Ansichtssache: Looper

Die Woche fing sogleich mit einem Filmabend an. Mit „Looper“ stand ein Film auf dem Plan, den ich schon erwartet habe und bei dem mir die Wartezeit durch die ersten positiven Meinungsbilder aus dem Ausland erschwert wurde. Immerhin konnte ich den Kinogang letzte Woche nicht mehr einbauen (auch nicht am Wochenende).

So, wie ist der Film denn? Wow. Der Film ist grandios. Für unter 50 Millionen bekommt der Zuschauer ein Spektakel geliefert, welches ungeahnte Tiefen entwickelt.

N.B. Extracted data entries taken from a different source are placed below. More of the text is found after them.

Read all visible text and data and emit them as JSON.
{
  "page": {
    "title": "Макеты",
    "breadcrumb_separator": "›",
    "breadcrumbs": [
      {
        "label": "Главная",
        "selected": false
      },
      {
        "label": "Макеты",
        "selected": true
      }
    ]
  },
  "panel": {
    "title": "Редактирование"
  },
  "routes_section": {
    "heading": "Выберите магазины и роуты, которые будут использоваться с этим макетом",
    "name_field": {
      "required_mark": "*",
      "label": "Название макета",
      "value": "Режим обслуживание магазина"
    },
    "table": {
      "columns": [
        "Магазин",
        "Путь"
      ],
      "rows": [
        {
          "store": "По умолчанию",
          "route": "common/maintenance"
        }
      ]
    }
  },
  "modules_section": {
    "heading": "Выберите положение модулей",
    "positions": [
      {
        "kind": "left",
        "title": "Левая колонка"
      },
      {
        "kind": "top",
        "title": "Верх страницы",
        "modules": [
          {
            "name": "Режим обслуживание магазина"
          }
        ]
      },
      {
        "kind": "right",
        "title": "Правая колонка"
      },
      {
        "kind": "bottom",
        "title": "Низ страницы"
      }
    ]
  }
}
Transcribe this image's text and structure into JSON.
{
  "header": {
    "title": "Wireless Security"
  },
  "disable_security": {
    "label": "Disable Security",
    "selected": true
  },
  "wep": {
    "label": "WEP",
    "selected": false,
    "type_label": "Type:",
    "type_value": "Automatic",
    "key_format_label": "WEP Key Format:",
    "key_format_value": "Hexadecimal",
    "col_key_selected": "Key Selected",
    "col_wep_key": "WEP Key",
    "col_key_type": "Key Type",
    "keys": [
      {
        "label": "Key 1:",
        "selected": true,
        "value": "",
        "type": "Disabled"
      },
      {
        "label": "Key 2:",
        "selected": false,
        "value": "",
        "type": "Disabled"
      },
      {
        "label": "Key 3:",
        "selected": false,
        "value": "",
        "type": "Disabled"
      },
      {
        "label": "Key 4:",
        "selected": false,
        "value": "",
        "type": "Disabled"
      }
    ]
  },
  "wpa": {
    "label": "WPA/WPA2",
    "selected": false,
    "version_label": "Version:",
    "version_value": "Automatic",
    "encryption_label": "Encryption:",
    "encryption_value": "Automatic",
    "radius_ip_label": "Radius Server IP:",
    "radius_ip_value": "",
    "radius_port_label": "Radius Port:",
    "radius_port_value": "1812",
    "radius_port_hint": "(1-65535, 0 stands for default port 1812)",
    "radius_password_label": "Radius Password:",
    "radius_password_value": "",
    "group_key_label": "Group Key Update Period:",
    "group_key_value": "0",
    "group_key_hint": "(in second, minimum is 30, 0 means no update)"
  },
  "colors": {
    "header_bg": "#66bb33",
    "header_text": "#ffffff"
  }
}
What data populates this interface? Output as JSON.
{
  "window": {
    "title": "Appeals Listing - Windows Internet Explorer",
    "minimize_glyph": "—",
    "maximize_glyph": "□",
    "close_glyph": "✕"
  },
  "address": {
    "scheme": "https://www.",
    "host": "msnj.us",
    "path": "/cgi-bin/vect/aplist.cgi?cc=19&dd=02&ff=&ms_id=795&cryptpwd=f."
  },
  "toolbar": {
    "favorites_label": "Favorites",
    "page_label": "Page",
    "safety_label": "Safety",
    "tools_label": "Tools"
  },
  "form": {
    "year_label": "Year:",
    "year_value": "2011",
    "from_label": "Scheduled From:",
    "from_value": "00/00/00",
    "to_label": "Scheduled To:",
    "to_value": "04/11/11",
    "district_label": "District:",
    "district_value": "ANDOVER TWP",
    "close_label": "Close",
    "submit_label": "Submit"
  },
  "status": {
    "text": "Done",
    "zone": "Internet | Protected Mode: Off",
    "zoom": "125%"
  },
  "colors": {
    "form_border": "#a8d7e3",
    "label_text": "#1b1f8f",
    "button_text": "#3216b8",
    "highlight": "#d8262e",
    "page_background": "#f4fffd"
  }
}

Low budget SciFi at its best.
Effekte gibt es entsprechend sparsam, aber das fiel beim Gucken überhaupt nicht ins Gewicht. Denn die wenigen Einblicke in die Zukunft haben ausgereicht. Für mich war das wie die Umkehrung vom 2012er „Total Recall“ – der hatte sehr wenig Inhalt und massig Effekte.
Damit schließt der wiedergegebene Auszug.